Micro Gas Chromatography (Micro GC) is not a recent analytical technique as we introduced in this article (A Short History of Micro Chromatography). The first publications date back to 1979 and the first Micro GC analyzer was commercialized by the MTI company in 1994.
In 2017, The Micro GC Fusion introduces ultra-fast, independent temperature programming for each of its analytical columns. This is the real innovation that this analyzer technology has been waiting for.
Through this article, we will relive the developments and transformations of Micro CG over time that lead us to this major innovation.

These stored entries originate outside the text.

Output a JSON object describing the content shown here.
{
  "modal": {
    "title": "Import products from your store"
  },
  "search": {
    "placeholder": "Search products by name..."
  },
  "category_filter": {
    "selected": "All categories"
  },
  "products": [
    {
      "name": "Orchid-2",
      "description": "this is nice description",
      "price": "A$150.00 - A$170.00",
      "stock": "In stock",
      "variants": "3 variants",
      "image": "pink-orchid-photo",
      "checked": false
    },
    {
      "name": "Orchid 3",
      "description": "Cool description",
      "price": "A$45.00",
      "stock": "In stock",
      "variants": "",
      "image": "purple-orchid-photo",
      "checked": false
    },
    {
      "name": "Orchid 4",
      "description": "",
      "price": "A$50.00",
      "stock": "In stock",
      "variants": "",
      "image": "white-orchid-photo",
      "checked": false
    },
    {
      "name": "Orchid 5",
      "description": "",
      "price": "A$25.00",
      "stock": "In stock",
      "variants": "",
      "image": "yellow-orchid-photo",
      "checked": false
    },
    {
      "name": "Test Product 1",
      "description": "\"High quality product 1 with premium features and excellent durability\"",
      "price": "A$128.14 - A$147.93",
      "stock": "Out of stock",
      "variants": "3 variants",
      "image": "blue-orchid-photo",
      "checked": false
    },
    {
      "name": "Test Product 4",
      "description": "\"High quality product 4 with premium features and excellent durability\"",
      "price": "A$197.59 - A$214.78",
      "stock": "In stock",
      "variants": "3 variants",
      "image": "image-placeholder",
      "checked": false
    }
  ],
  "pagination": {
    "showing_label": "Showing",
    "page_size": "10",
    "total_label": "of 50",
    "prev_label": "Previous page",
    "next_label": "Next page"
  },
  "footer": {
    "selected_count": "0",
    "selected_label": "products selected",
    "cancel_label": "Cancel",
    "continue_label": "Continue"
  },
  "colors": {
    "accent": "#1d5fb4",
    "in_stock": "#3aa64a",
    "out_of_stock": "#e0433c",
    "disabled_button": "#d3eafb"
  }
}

First generation Micro GC (90’s)
The first generation of Micro GC in 1994 had many qualities for its time. Its small size and the ability to perform a complete analysis of the composition of a refinery gas in less than 3 minutes imposed a real revolution compared to the traditional laboratory GC. Indeed, the latter is much slower and imposing in size. The use of several modules in parallel brings a speed and a complementarity that the traditional laboratory GC could not compete with. Indeed, a laboratory GC has only one oven. While each Micro GC module has its own isotherm heated column, its injector and its detector
Photo of the first Micro GC marketed in 1994
Second generation Micro GC (2000’s)
The second generation of Micro GC will keep the qualities of its predecessor by adding modernity and modularity. The user can easily change a module and thus a column to separate other gases and adapt to a new analytical need. This function is very successful and allows more flexibility than conventional GC which allows to change a column without difficulty. As Micro GC is becoming more and more important in gas analysis, it is being compared more and more to the reference technique that remains traditional GC.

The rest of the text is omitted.